Watch and listen to a video of Steve Landau demonstrating the functionality of the Talking Campus Model, including how to locate specific buildings on the Watertown grounds.

“Some people are just never going to be that tactile,” he says. “We want to make everything accessible in other ways that don’t require this tactile exploration. That’s why we have these buttons.”

Hit the raised circle to access the main menu. Navigate by the left and right directionals; select an option by the circle. The index menu, for instance, lists each building alphabetically.

“The index is very important,” he says. “We talked before about free exploration—exploring the model with one or two hands. That’s good if you want to get a sense of things. If you want to know where something is, you need an index.”

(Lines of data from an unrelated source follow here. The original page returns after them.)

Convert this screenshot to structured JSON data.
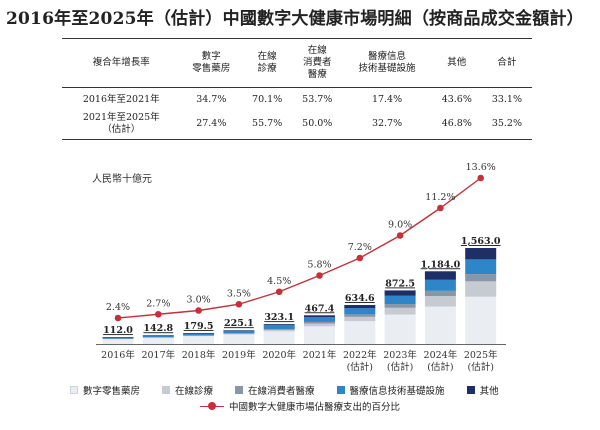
{
  "title": "2016年至2025年（估計）中國數字大健康市場明細（按商品成交金額計）",
  "table": {
    "headers": [
      "複合年增長率",
      "數字\n零售藥房",
      "在線\n診療",
      "在線\n消費者\n醫療",
      "醫療信息\n技術基礎設施",
      "其他",
      "合計"
    ],
    "rows": [
      {
        "label": "2016年至2021年",
        "values": [
          "34.7%",
          "70.1%",
          "53.7%",
          "17.4%",
          "43.6%",
          "33.1%"
        ]
      },
      {
        "label": "2021年至2025年\n（估計）",
        "values": [
          "27.4%",
          "55.7%",
          "50.0%",
          "32.7%",
          "46.8%",
          "35.2%"
        ]
      }
    ]
  },
  "chart_data": {
    "type": "bar",
    "stacked": true,
    "unit_label": "人民幣十億元",
    "categories": [
      "2016年",
      "2017年",
      "2018年",
      "2019年",
      "2020年",
      "2021年",
      "2022年\n(估計)",
      "2023年\n(估計)",
      "2024年\n(估計)",
      "2025年\n(估計)"
    ],
    "totals": [
      112.0,
      142.8,
      179.5,
      225.1,
      323.1,
      467.4,
      634.6,
      872.5,
      1184.0,
      1563.0
    ],
    "total_labels": [
      "112.0",
      "142.8",
      "179.5",
      "225.1",
      "323.1",
      "467.4",
      "634.6",
      "872.5",
      "1,184.0",
      "1,563.0"
    ],
    "series": [
      {
        "name": "數字零售藥房",
        "color": "#eaedf1",
        "values": [
          85,
          105,
          128,
          155,
          205,
          288,
          372,
          480,
          610,
          770
        ]
      },
      {
        "name": "在線診療",
        "color": "#c6cbd2",
        "values": [
          3,
          5,
          8,
          12,
          25,
          45,
          70,
          110,
          170,
          250
        ]
      },
      {
        "name": "在線消費者醫療",
        "color": "#8a95a5",
        "values": [
          2,
          3,
          5,
          7,
          14,
          26,
          40,
          60,
          85,
          118
        ]
      },
      {
        "name": "醫療信息技術基礎設施",
        "color": "#2e86c8",
        "values": [
          19,
          25,
          32,
          42,
          62,
          80,
          102,
          135,
          180,
          240
        ]
      },
      {
        "name": "其他",
        "color": "#1d2f66",
        "values": [
          3,
          4.8,
          6.5,
          9.1,
          17.1,
          28.4,
          50.6,
          87.5,
          139,
          185
        ]
      }
    ],
    "line": {
      "name": "中國數字大健康市場佔醫療支出的百分比",
      "color": "#c4313a",
      "values": [
        2.4,
        2.7,
        3.0,
        3.5,
        4.5,
        5.8,
        7.2,
        9.0,
        11.2,
        13.6
      ],
      "labels": [
        "2.4%",
        "2.7%",
        "3.0%",
        "3.5%",
        "4.5%",
        "5.8%",
        "7.2%",
        "9.0%",
        "11.2%",
        "13.6%"
      ]
    },
    "ylim": [
      0,
      1700
    ],
    "line_ylim": [
      0,
      14.5
    ],
    "grid": false,
    "legend_position": "bottom"
  }
}
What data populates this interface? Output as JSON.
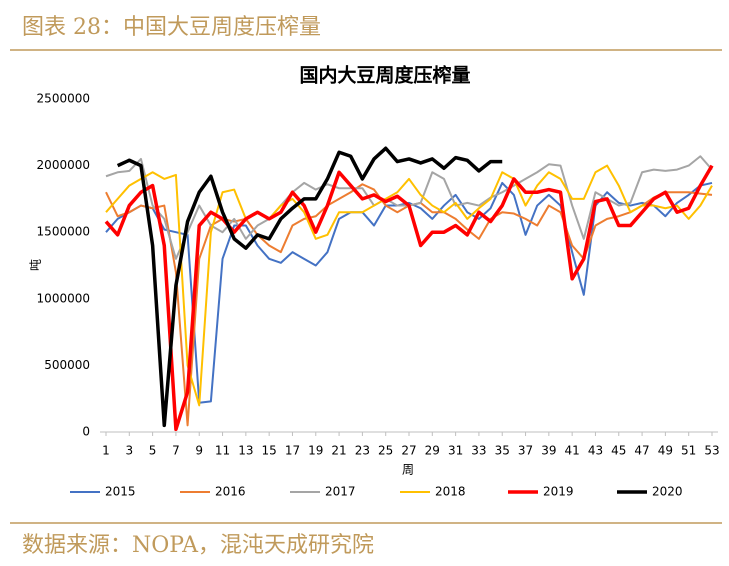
{
  "header": {
    "title": "图表 28：中国大豆周度压榨量"
  },
  "footer": {
    "source": "数据来源：NOPA，混沌天成研究院"
  },
  "chart_data": {
    "type": "line",
    "title": "国内大豆周度压榨量",
    "y_label": "吨",
    "x_label": "周",
    "x": [
      1,
      2,
      3,
      4,
      5,
      6,
      7,
      8,
      9,
      10,
      11,
      12,
      13,
      14,
      15,
      16,
      17,
      18,
      19,
      20,
      21,
      22,
      23,
      24,
      25,
      26,
      27,
      28,
      29,
      30,
      31,
      32,
      33,
      34,
      35,
      36,
      37,
      38,
      39,
      40,
      41,
      42,
      43,
      44,
      45,
      46,
      47,
      48,
      49,
      50,
      51,
      52,
      53
    ],
    "xlim": [
      1,
      53
    ],
    "xticks": [
      1,
      3,
      5,
      7,
      9,
      11,
      13,
      15,
      17,
      19,
      21,
      23,
      25,
      27,
      29,
      31,
      33,
      35,
      37,
      39,
      41,
      43,
      45,
      47,
      49,
      51,
      53
    ],
    "ylim": [
      0,
      2500000
    ],
    "yticks": [
      0,
      500000,
      1000000,
      1500000,
      2000000,
      2500000
    ],
    "grid": false,
    "legend": "bottom",
    "series": [
      {
        "name": "2015",
        "color": "#4472c4",
        "width": 2,
        "values": [
          1500000,
          1600000,
          1650000,
          1700000,
          1680000,
          1520000,
          1500000,
          1480000,
          220000,
          230000,
          1300000,
          1550000,
          1550000,
          1400000,
          1300000,
          1270000,
          1350000,
          1300000,
          1250000,
          1350000,
          1600000,
          1650000,
          1650000,
          1550000,
          1700000,
          1700000,
          1720000,
          1680000,
          1600000,
          1700000,
          1780000,
          1650000,
          1600000,
          1680000,
          1870000,
          1780000,
          1480000,
          1700000,
          1780000,
          1700000,
          1350000,
          1030000,
          1700000,
          1800000,
          1720000,
          1700000,
          1720000,
          1700000,
          1620000,
          1720000,
          1780000,
          1850000,
          1870000
        ]
      },
      {
        "name": "2016",
        "color": "#ed7d31",
        "width": 2,
        "values": [
          1800000,
          1620000,
          1650000,
          1700000,
          1680000,
          1700000,
          1200000,
          50000,
          1300000,
          1550000,
          1600000,
          1580000,
          1600000,
          1480000,
          1400000,
          1350000,
          1550000,
          1600000,
          1620000,
          1700000,
          1750000,
          1800000,
          1860000,
          1820000,
          1700000,
          1650000,
          1700000,
          1720000,
          1650000,
          1650000,
          1600000,
          1520000,
          1450000,
          1600000,
          1650000,
          1640000,
          1600000,
          1550000,
          1700000,
          1650000,
          1400000,
          1300000,
          1550000,
          1600000,
          1620000,
          1650000,
          1700000,
          1760000,
          1800000,
          1800000,
          1800000,
          1790000,
          1780000
        ]
      },
      {
        "name": "2017",
        "color": "#a5a5a5",
        "width": 2,
        "values": [
          1920000,
          1950000,
          1960000,
          2050000,
          1700000,
          1600000,
          1300000,
          1500000,
          1700000,
          1550000,
          1500000,
          1600000,
          1450000,
          1550000,
          1600000,
          1700000,
          1800000,
          1870000,
          1820000,
          1860000,
          1830000,
          1830000,
          1830000,
          1700000,
          1750000,
          1700000,
          1700000,
          1720000,
          1950000,
          1900000,
          1700000,
          1720000,
          1700000,
          1760000,
          1800000,
          1850000,
          1900000,
          1950000,
          2010000,
          2000000,
          1700000,
          1450000,
          1800000,
          1750000,
          1700000,
          1720000,
          1950000,
          1970000,
          1960000,
          1970000,
          2000000,
          2070000,
          1970000
        ]
      },
      {
        "name": "2018",
        "color": "#ffc000",
        "width": 2,
        "values": [
          1650000,
          1750000,
          1850000,
          1900000,
          1950000,
          1900000,
          1930000,
          500000,
          200000,
          1500000,
          1800000,
          1820000,
          1600000,
          1650000,
          1600000,
          1700000,
          1750000,
          1650000,
          1450000,
          1480000,
          1650000,
          1650000,
          1650000,
          1700000,
          1750000,
          1800000,
          1900000,
          1780000,
          1700000,
          1650000,
          1720000,
          1600000,
          1680000,
          1750000,
          1950000,
          1900000,
          1700000,
          1850000,
          1950000,
          1900000,
          1750000,
          1750000,
          1950000,
          2000000,
          1850000,
          1650000,
          1700000,
          1700000,
          1680000,
          1700000,
          1600000,
          1700000,
          1850000
        ]
      },
      {
        "name": "2019",
        "color": "#ff0000",
        "width": 3.5,
        "values": [
          1580000,
          1480000,
          1700000,
          1800000,
          1850000,
          1400000,
          20000,
          300000,
          1550000,
          1650000,
          1600000,
          1500000,
          1600000,
          1650000,
          1600000,
          1650000,
          1800000,
          1700000,
          1500000,
          1700000,
          1950000,
          1850000,
          1750000,
          1780000,
          1730000,
          1770000,
          1700000,
          1400000,
          1500000,
          1500000,
          1550000,
          1480000,
          1650000,
          1580000,
          1700000,
          1900000,
          1800000,
          1800000,
          1820000,
          1800000,
          1150000,
          1300000,
          1730000,
          1750000,
          1550000,
          1550000,
          1650000,
          1750000,
          1800000,
          1650000,
          1680000,
          1850000,
          2000000
        ]
      },
      {
        "name": "2020",
        "color": "#000000",
        "width": 3.5,
        "values": [
          null,
          2000000,
          2040000,
          2000000,
          1400000,
          50000,
          1100000,
          1580000,
          1800000,
          1920000,
          1650000,
          1450000,
          1380000,
          1480000,
          1450000,
          1600000,
          1680000,
          1750000,
          1750000,
          1900000,
          2100000,
          2070000,
          1900000,
          2050000,
          2130000,
          2030000,
          2050000,
          2020000,
          2050000,
          1980000,
          2060000,
          2040000,
          1960000,
          2030000,
          2030000,
          null,
          null,
          null,
          null,
          null,
          null,
          null,
          null,
          null,
          null,
          null,
          null,
          null,
          null,
          null,
          null,
          null,
          null
        ]
      }
    ]
  }
}
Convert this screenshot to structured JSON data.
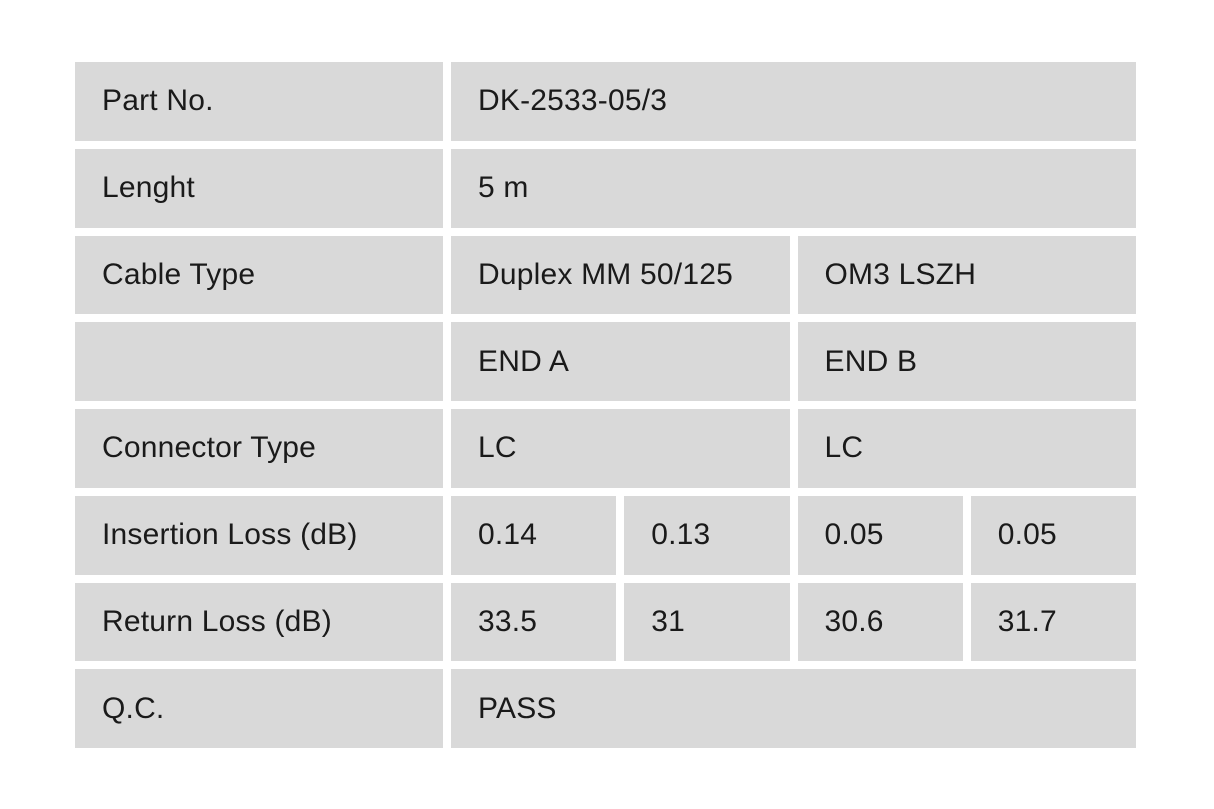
{
  "table": {
    "title": "cable-qc-spec-table",
    "colors": {
      "cell_background": "#d9d9d9",
      "gap_background": "#ffffff",
      "text": "#1a1a1a"
    },
    "rows": [
      {
        "label": "Part No.",
        "value": "DK-2533-05/3"
      },
      {
        "label": "Lenght",
        "value": "5 m"
      },
      {
        "label": "Cable Type",
        "end_a": "Duplex MM 50/125",
        "end_b": "OM3 LSZH"
      },
      {
        "label": "",
        "end_a": "END A",
        "end_b": "END B"
      },
      {
        "label": "Connector Type",
        "end_a": "LC",
        "end_b": "LC"
      },
      {
        "label": "Insertion Loss (dB)",
        "values": [
          "0.14",
          "0.13",
          "0.05",
          "0.05"
        ]
      },
      {
        "label": "Return Loss (dB)",
        "values": [
          "33.5",
          "31",
          "30.6",
          "31.7"
        ]
      },
      {
        "label": "Q.C.",
        "value": "PASS"
      }
    ]
  }
}
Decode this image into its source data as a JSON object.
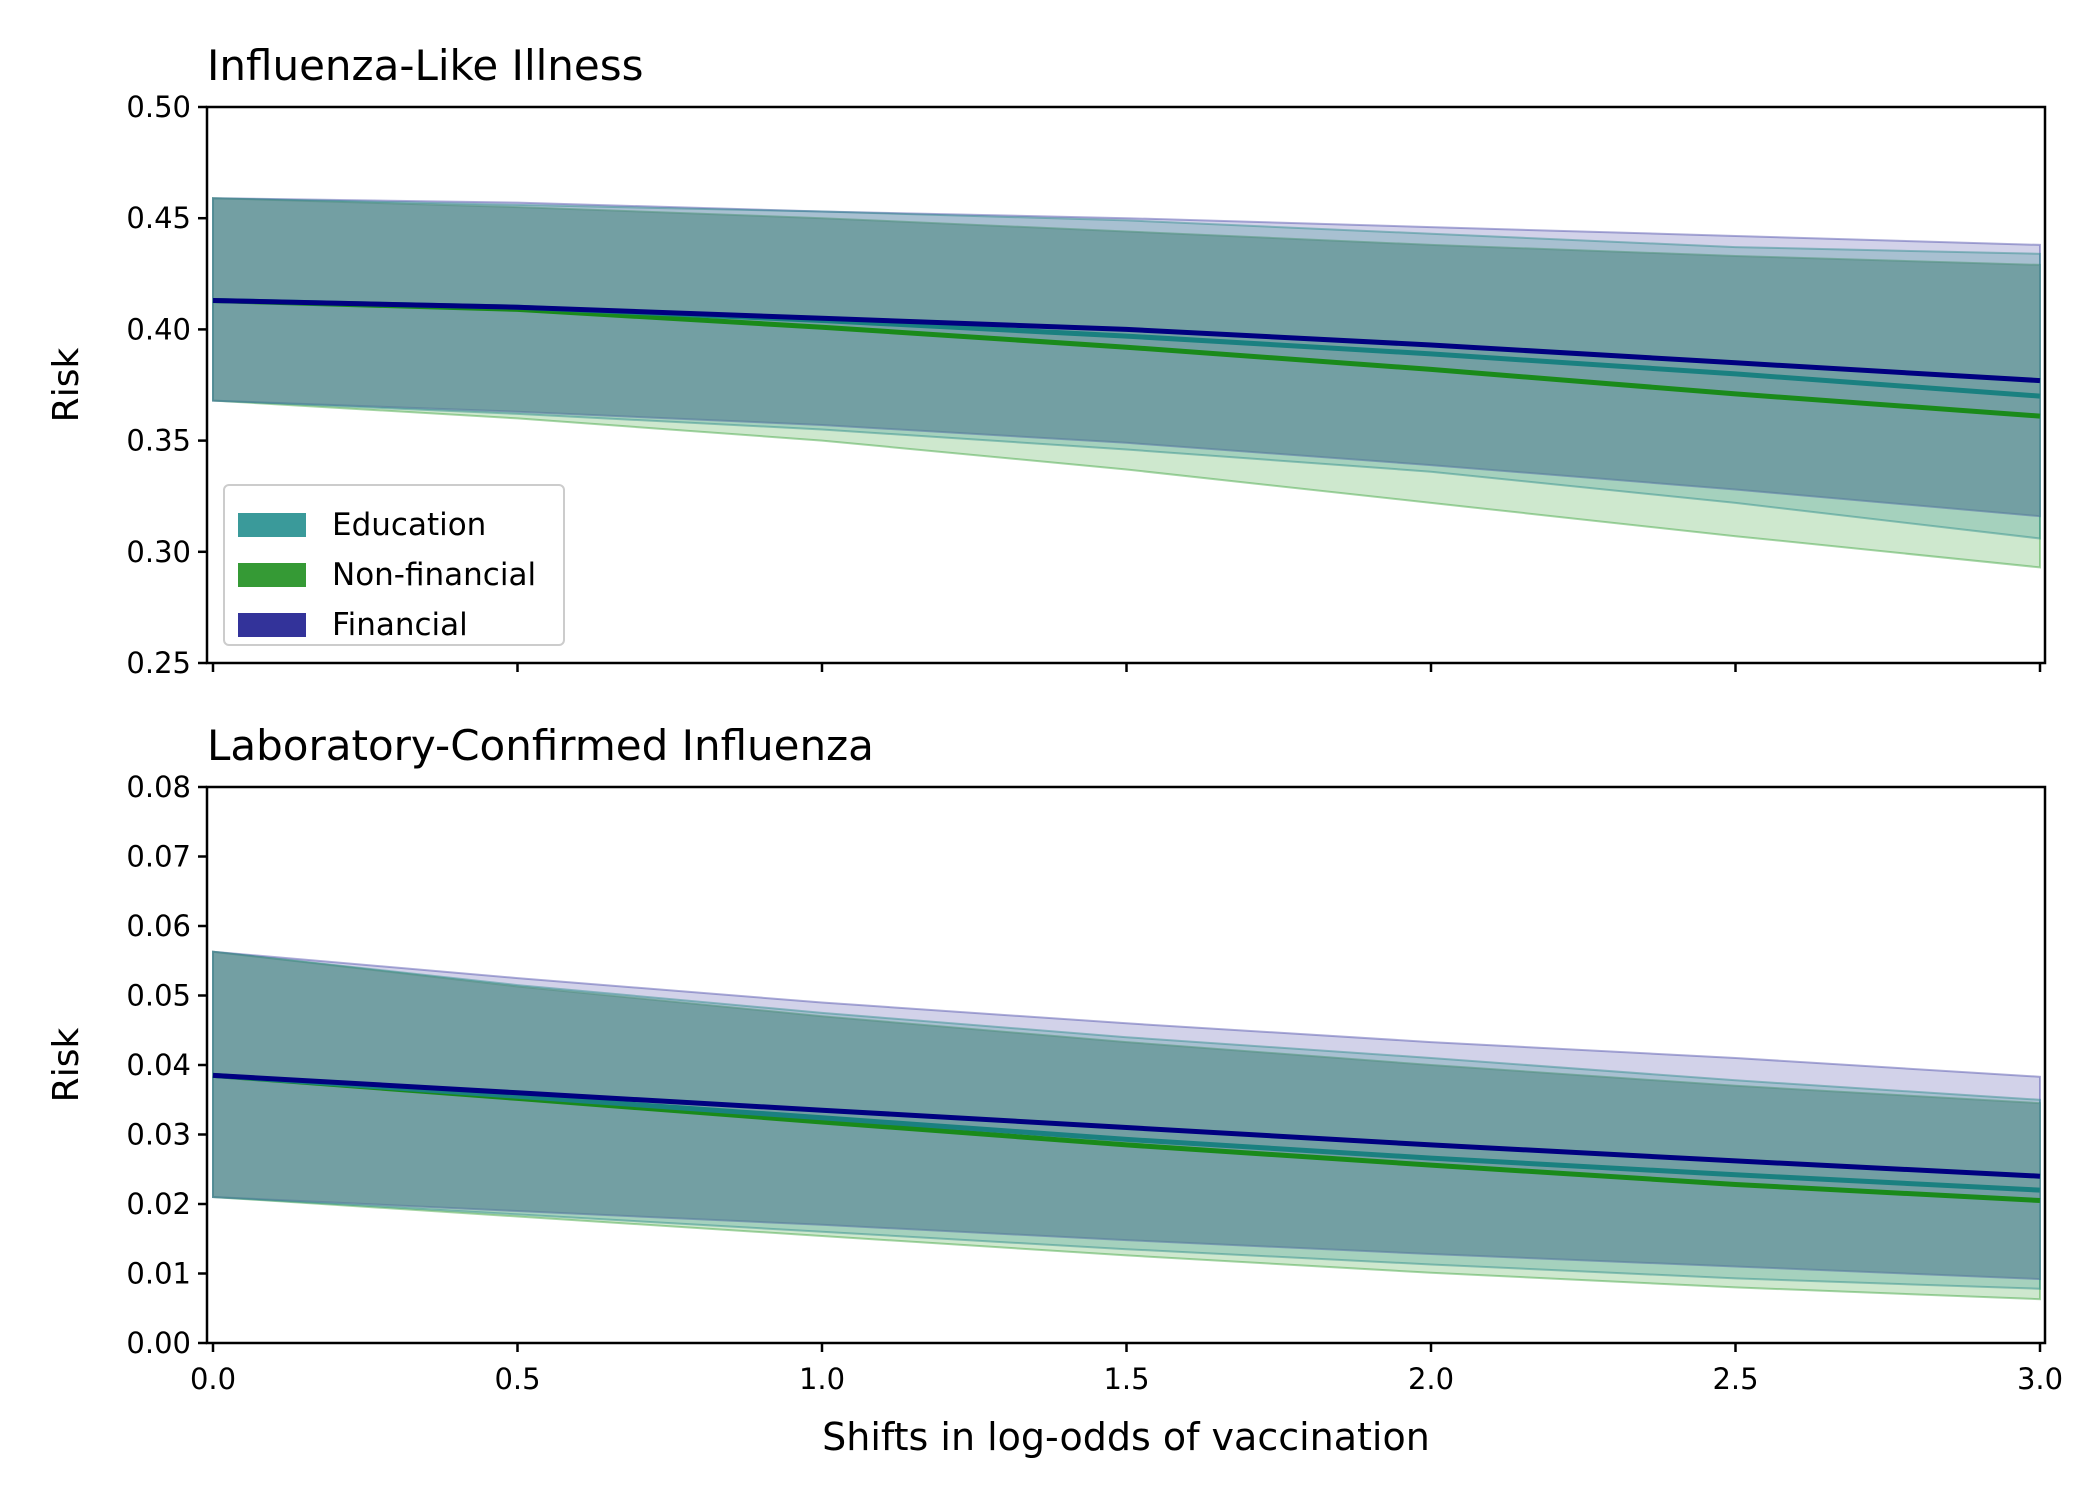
{
  "chart_data": [
    {
      "type": "line",
      "title": "Influenza-Like Illness",
      "xlabel": "",
      "ylabel": "Risk",
      "xlim": [
        0,
        3
      ],
      "ylim": [
        0.25,
        0.5
      ],
      "yticks": [
        "0.25",
        "0.30",
        "0.35",
        "0.40",
        "0.45",
        "0.50"
      ],
      "grid": false,
      "legend_position": "lower-left",
      "x": [
        0,
        0.5,
        1.0,
        1.5,
        2.0,
        2.5,
        3.0
      ],
      "series": [
        {
          "name": "Education",
          "color": "#1a8080",
          "values": [
            0.413,
            0.41,
            0.404,
            0.397,
            0.389,
            0.38,
            0.37
          ],
          "lower": [
            0.368,
            0.362,
            0.355,
            0.346,
            0.336,
            0.322,
            0.306
          ],
          "upper": [
            0.459,
            0.456,
            0.453,
            0.449,
            0.443,
            0.437,
            0.434
          ]
        },
        {
          "name": "Non-financial",
          "color": "#1a8a1a",
          "values": [
            0.413,
            0.409,
            0.401,
            0.392,
            0.382,
            0.371,
            0.361
          ],
          "lower": [
            0.368,
            0.36,
            0.35,
            0.337,
            0.322,
            0.307,
            0.293
          ],
          "upper": [
            0.459,
            0.455,
            0.45,
            0.444,
            0.438,
            0.433,
            0.429
          ]
        },
        {
          "name": "Financial",
          "color": "#000080",
          "values": [
            0.413,
            0.41,
            0.405,
            0.4,
            0.393,
            0.385,
            0.377
          ],
          "lower": [
            0.368,
            0.363,
            0.357,
            0.349,
            0.339,
            0.328,
            0.316
          ],
          "upper": [
            0.459,
            0.457,
            0.453,
            0.45,
            0.446,
            0.442,
            0.438
          ]
        }
      ]
    },
    {
      "type": "line",
      "title": "Laboratory-Confirmed Influenza",
      "xlabel": "Shifts in log-odds of vaccination",
      "ylabel": "Risk",
      "xlim": [
        0,
        3
      ],
      "ylim": [
        0.0,
        0.08
      ],
      "yticks": [
        "0.00",
        "0.01",
        "0.02",
        "0.03",
        "0.04",
        "0.05",
        "0.06",
        "0.07",
        "0.08"
      ],
      "xticks": [
        "0.0",
        "0.5",
        "1.0",
        "1.5",
        "2.0",
        "2.5",
        "3.0"
      ],
      "grid": false,
      "x": [
        0,
        0.5,
        1.0,
        1.5,
        2.0,
        2.5,
        3.0
      ],
      "series": [
        {
          "name": "Education",
          "color": "#1a8080",
          "values": [
            0.0385,
            0.0355,
            0.0324,
            0.0293,
            0.0266,
            0.0242,
            0.022
          ],
          "lower": [
            0.021,
            0.0185,
            0.016,
            0.0135,
            0.0113,
            0.0093,
            0.0078
          ],
          "upper": [
            0.0563,
            0.0515,
            0.0475,
            0.044,
            0.041,
            0.0378,
            0.035
          ]
        },
        {
          "name": "Non-financial",
          "color": "#1a8a1a",
          "values": [
            0.0385,
            0.0352,
            0.0318,
            0.0285,
            0.0256,
            0.0228,
            0.0205
          ],
          "lower": [
            0.021,
            0.0182,
            0.0154,
            0.0126,
            0.0101,
            0.008,
            0.0063
          ],
          "upper": [
            0.0563,
            0.0513,
            0.047,
            0.0433,
            0.04,
            0.037,
            0.0345
          ]
        },
        {
          "name": "Financial",
          "color": "#000080",
          "values": [
            0.0385,
            0.036,
            0.0335,
            0.031,
            0.0285,
            0.0262,
            0.024
          ],
          "lower": [
            0.021,
            0.019,
            0.017,
            0.0148,
            0.0128,
            0.011,
            0.0092
          ],
          "upper": [
            0.0563,
            0.0525,
            0.049,
            0.046,
            0.0433,
            0.041,
            0.0383
          ]
        }
      ]
    }
  ]
}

If the user is trying to find a specific building on campus, s/he would begin by touching anywhere on the model after selecting that particular building in the index. The map then tells the user where the building is in relation to where they touched the map. Directional audio cues, like “Go west, Go south,” after each successive contact, coach the user on their path to the desired building. Then chimes, resembling the completion of a level in Nintendo’s Super Mario Bros., sound. “You need to have a way to find things,” he says.

The user then has the option to light up a trail between the Grousbeck Center (where they are) and the destination building. Touch the building again and audible directions describe the trail, beginning by telling the user to step left or right out of the Grousbeck Center and then which walkway(s) to follow. Braille users would read these directions. Landau worked with Perkins O&M Specialist Lorraine Bruns, who provided all of the scripts for every possible set of directions.

Yet the model is not all business. Perkins Assistive Technology Coordinator Jim Denham is working with Landau on developing a game within the model, which will involve history and geography of the campus. Up to four players can operate the game by the circle and directional button controllers that also light up.

Back on the second floor of the Howe Museum, Steve reaches the end of the tactile timeline. He says it looks like it ends somewhere around the 1970s. But that’s OK. “In a way, this exhibit stops here and picks up at the Grousbeck,” he says.

As he walks downstairs and through the Howe lobby en route to the Grousbeck Center, the echoes of his footsteps bounce off the high concave stone ceiling. “When you touch the Howe Building, on the Talking Campus Model, you hear this,” he says. From the Howe, an earcon exits.

The Talking Campus Model lit up.

The Talking Campus Model, at the Grousbeck Center, in Google Earth mode.